Got me wondering - we've had way too many shows now dealing with modern digital culture (hello Silicon Valley). There's been some attempts to tell stories from the early days of microcomputers (Halt And Catch Fire for instance), and that makes sense, given that those are the machines that many GenX played with at home or at school.
But Hollywood's version of Silicon Valley - Silvercon Valley? - has yet to celebrate the Minicomputer and Mainframe eras in a real way. They have done a bit of deep diving into the 50s, but only in the form of standard issue Genius Porn where the computer operators who broke wartime codes were like Harry Potter characters or something, with modern social causes overlaid as a historical corrective of sorts, and I somewhat doubt that Turing is any happier for the fact that the world no longer cares that he was gay, but remains unable to grasp the awesome stuff he did do. He's not here for it.
Grim thoughts aside, these PDP-8s and the people who worked with them daily deserve a story, complete with looooots of pornographic shots of the machines themselves. Love stories that begin by someone bumping their true love's pile of punchcards into a game of '52 pickup that ends with lurid shots of stacks of cards being sucked into the reader.
Anyways, the best story would heroize someone real from the era. I know a lot of stories but cannot really find the one that really deserves someone having a go at making it into a script set in that gorgeous era of earthtoned data.
What do you think, HN?
"The Soul of a New Machine is a non-fiction book written by Tracy Kidder and published in 1981. It chronicles the experiences of a computer engineering team racing to design a next-generation computer at a blistering pace under tremendous pressure. The machine was launched in 1980 as the Data General Eclipse MV/8000.[1]
The book, whose author was described by the New York Times as having "elevated it to a high level of narrative art"[2] is "about real people working on a real computer for a real company,"[3] and it won the 1982 National Book Award for Nonfiction[4] and a Pulitzer Prize for General Non-Fiction."
There's a story about the IBM System/360 Model 75. The engineers who designed the Model 65 put the registers on roller blinds, so that one row of flashing lights could display one of several different registers. The plan was to do the same for the much-faster Model 75. Senior management is said to have nixed that: if the machine costs 3 times as much as the 65, it must have 3 times as many lights. So the 75 lost its roller blinds.

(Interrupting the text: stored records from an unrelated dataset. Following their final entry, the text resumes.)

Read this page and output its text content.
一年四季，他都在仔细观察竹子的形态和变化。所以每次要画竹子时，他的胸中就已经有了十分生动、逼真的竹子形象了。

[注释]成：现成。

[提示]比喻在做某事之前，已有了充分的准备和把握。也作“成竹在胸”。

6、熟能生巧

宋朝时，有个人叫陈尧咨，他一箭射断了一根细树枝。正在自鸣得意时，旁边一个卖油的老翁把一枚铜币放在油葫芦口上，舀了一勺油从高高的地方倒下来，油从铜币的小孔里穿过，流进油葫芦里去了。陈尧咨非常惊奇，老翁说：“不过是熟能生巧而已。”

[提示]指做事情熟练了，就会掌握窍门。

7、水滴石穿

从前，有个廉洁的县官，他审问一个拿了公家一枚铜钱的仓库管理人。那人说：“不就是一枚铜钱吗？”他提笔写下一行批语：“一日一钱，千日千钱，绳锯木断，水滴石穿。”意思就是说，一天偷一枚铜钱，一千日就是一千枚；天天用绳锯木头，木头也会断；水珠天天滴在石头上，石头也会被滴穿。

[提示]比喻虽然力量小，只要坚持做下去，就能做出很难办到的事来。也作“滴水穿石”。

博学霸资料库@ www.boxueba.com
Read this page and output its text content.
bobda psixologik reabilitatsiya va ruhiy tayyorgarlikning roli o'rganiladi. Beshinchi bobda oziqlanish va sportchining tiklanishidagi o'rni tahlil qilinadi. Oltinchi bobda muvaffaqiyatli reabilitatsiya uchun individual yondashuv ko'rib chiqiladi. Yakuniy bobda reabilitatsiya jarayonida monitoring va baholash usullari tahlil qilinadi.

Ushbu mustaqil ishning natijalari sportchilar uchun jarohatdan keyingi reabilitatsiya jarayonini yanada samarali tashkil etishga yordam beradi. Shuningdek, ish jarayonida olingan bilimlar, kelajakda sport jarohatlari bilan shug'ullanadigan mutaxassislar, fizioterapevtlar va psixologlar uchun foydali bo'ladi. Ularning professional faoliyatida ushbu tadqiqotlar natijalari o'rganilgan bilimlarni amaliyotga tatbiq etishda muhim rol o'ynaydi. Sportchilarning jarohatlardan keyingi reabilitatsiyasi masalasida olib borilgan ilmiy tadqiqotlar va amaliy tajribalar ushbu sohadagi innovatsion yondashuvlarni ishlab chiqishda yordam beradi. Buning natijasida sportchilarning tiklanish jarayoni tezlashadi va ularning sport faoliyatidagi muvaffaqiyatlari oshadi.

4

https://www.amazon.com/UNIX-History-Memoir-Brian-Kernighan/d...
He was working for the Columbia, SC city government on maintaining the code on their mainframe. However, due to some bureaucratic mixup, he never got the parking pass he was supposed to get, and kept getting parking tickets. But, as it so happened, the tickets were issued by the mainframe he was programming. So he just changed the code to make all of his parking tickets disappear.
https://www.youtube.com/watch?v=EY6q5dv_B-o
...not to mention Ken's story of Doug McIlroy writing a compiler for TCG on a sheet of paper, then using it to compile itself - by hand - thus "feeding his sheet of paper his sheet of paper."
Runner-up: the story of Texas instruments, and their innovative use of cheap transistors.
I'd like to suggest a larger project: a history of the features we've come to call a "computer". For example, the stack. The PDP-8 didn't have one. Programmers would roll their own in software, usually with the limitation that you could only have 1 level of call, because you only stored one return address.
So; what machine gave us the first hardware version of the stack? When did using a stack become the job of the designer, not the programmer? As far as I can tell, the first one was the Burroughs B5000. In fact, I'd wager the B5000 architecture pretty much set the standard for all computers that followed.
But I think that story would be really interesting. As long as it's not only about the tech, but about all the people who tried, and the one(s) who succeeded. Not just a single feature, but the set of features that we now consider to be required for a "real" computer.
There were a few decades of research into symbolic AI and expert systems - "Good Old-Fashioned Artificial Intelligence" before the modern deep-learning revolution. Lots of promise, interesting research, and very cool (and esoteric) hardware came out of it, which never found wide application outside the lab. You could pitch it as a sort of analogue to Who Killed the Electric Car? (2006).
Lee Felsenstein - Homebrew Compter Club, Osborne 1, Sol-20 (this + Community Memory is a good story)
Ed Roberts - MITS
Nat Wadsworth - created a PC in 1973, heartbraking story http://www.willegal.net/feature_stories/Nat%20Wadsworth%20-%...
Dr Robert Suding - Create Digital Group computers
Robert Noyce - Founder of Fairfield semi and Intel. Really good book called The Man Behind The Microchip
[1] "How to Think about Parallel Programming: Not!" - Guy L. Steele Jr. (Strange Loop 2010) https://www.youtube.com/watch?v=dPK6t7echuA
The first part of the book describes MIT's Project MAC and AI Lab, from the TX-0 to the PDP-10.
The first third of Hackers by Steven Levy has some interesting stories about the PDP-8 I think also could be adapted to film.